Benny has been training me over the past few years on footy, which is a rugby-esque game with fewer rules. The long and short of the game is that two teams of 9 men compete to kick an oblong leather ball through a set of uprights extending upwards from the ground. There are no pads, tackling is constant, and the rules on illegal hits are more based on the “sniff test” than some canonical law. It is a fun game to watch, and while strategy takes a while to understand, the rules are largely simple enough that most people will have a decent grasp by the end of their first 4 period (20 minute/period) game.

Cricket on the other hand is a convoluted morass of rules, tradition and abject jackassery that requires 2 whiteboards, a scale replica, and a first year law textbook to explain.
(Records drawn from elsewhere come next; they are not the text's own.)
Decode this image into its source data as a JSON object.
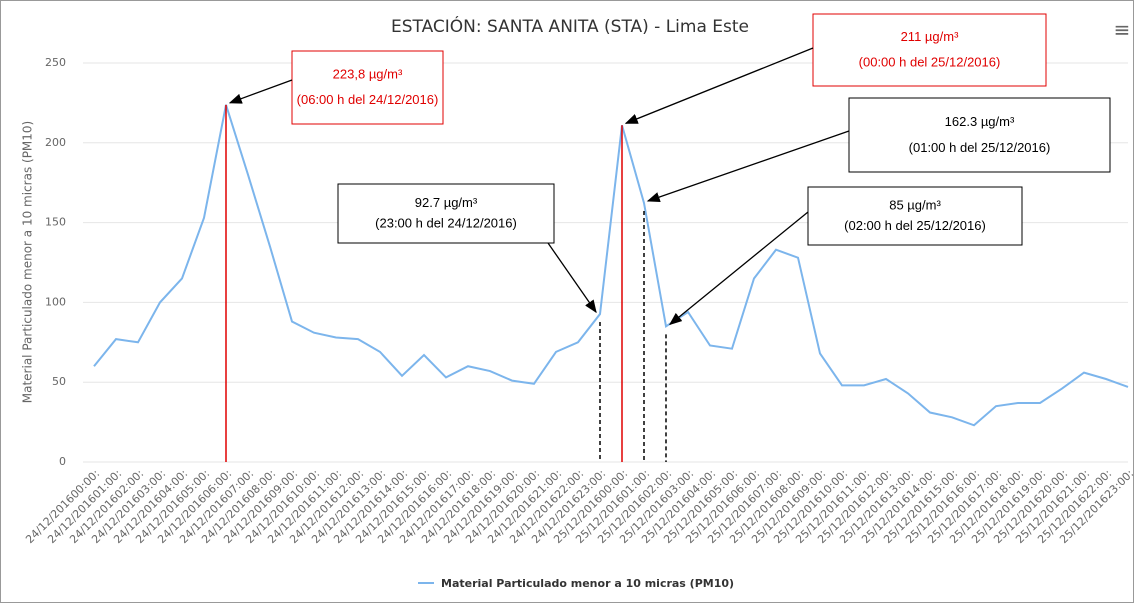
{
  "chart_data": {
    "type": "line",
    "title": "ESTACIÓN: SANTA ANITA (STA) - Lima Este",
    "y_label": "Material Particulado menor a 10 micras (PM10)",
    "categories": [
      "24/12/201600:00:",
      "24/12/201601:00:",
      "24/12/201602:00:",
      "24/12/201603:00:",
      "24/12/201604:00:",
      "24/12/201605:00:",
      "24/12/201606:00:",
      "24/12/201607:00:",
      "24/12/201608:00:",
      "24/12/201609:00:",
      "24/12/201610:00:",
      "24/12/201611:00:",
      "24/12/201612:00:",
      "24/12/201613:00:",
      "24/12/201614:00:",
      "24/12/201615:00:",
      "24/12/201616:00:",
      "24/12/201617:00:",
      "24/12/201618:00:",
      "24/12/201619:00:",
      "24/12/201620:00:",
      "24/12/201621:00:",
      "24/12/201622:00:",
      "24/12/201623:00:",
      "25/12/201600:00:",
      "25/12/201601:00:",
      "25/12/201602:00:",
      "25/12/201603:00:",
      "25/12/201604:00:",
      "25/12/201605:00:",
      "25/12/201606:00:",
      "25/12/201607:00:",
      "25/12/201608:00:",
      "25/12/201609:00:",
      "25/12/201610:00:",
      "25/12/201611:00:",
      "25/12/201612:00:",
      "25/12/201613:00:",
      "25/12/201614:00:",
      "25/12/201615:00:",
      "25/12/201616:00:",
      "25/12/201617:00:",
      "25/12/201618:00:",
      "25/12/201619:00:",
      "25/12/201620:00:",
      "25/12/201621:00:",
      "25/12/201622:00:",
      "25/12/201623:00:"
    ],
    "series": [
      {
        "name": "Material Particulado menor a 10 micras (PM10)",
        "color": "#7cb5ec",
        "values": [
          60,
          77,
          75,
          100,
          115,
          153,
          223.8,
          180,
          135,
          88,
          81,
          78,
          77,
          69,
          54,
          67,
          53,
          60,
          57,
          51,
          49,
          69,
          75,
          92.7,
          211,
          162.3,
          85,
          94,
          73,
          71,
          115,
          133,
          128,
          68,
          48,
          48,
          52,
          43,
          31,
          28,
          23,
          35,
          37,
          37,
          46,
          56,
          52,
          47
        ]
      }
    ],
    "ylim": [
      0,
      250
    ],
    "yticks": [
      0,
      50,
      100,
      150,
      200,
      250
    ],
    "grid": true,
    "legend": "bottom",
    "annotations": [
      {
        "label": "223,8 µg/m³",
        "time": "(06:00 h del 24/12/2016)",
        "x": "24/12/201606:00:",
        "color": "#e00000",
        "dashed": false
      },
      {
        "label": "211 µg/m³",
        "time": "(00:00 h del 25/12/2016)",
        "x": "25/12/201600:00:",
        "color": "#e00000",
        "dashed": false
      },
      {
        "label": "162.3 µg/m³",
        "time": "(01:00 h del 25/12/2016)",
        "x": "25/12/201601:00:",
        "color": "#000000",
        "dashed": true
      },
      {
        "label": "92.7 µg/m³",
        "time": "(23:00 h del 24/12/2016)",
        "x": "24/12/201623:00:",
        "color": "#000000",
        "dashed": true
      },
      {
        "label": "85 µg/m³",
        "time": "(02:00 h del 25/12/2016)",
        "x": "25/12/201602:00:",
        "color": "#000000",
        "dashed": true
      }
    ]
  }
}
Some forms of cricket go on until one side concedes (this could take literally 5 days) while others have a pitch count for expediency (until the bowler (pitcher) rolls a non-ball, the definition of which has more loopholes than American corporate tax law.)

Cricket is essentially a game which resembles baseball in the most general of senses, but with an esteemed rulemaking assembly of demon monkey trial lawyers. After watching about 2 hours of the Australia/West Indies 20/20 Match, I now have a reasonable idea of the vocabulary/scoring but will still be surprised every 15 minutes as something completely inexplicable elicits a round of golf claps from the crowd, commands the highest announcer praise in British commentary “OH HO, good form there,” and causes the nearest Australian to pour another large drink while shouting about an obscure rule that he is either unwilling or unable to divulge to me.

To all the women who learned about sports later in life. You have my sympathy.

More to come after we attend a polo match on Saturday. I’m told it involves heavy drinking while wearing bowler hats in the presence of ponies. It all sounds terribly exciting.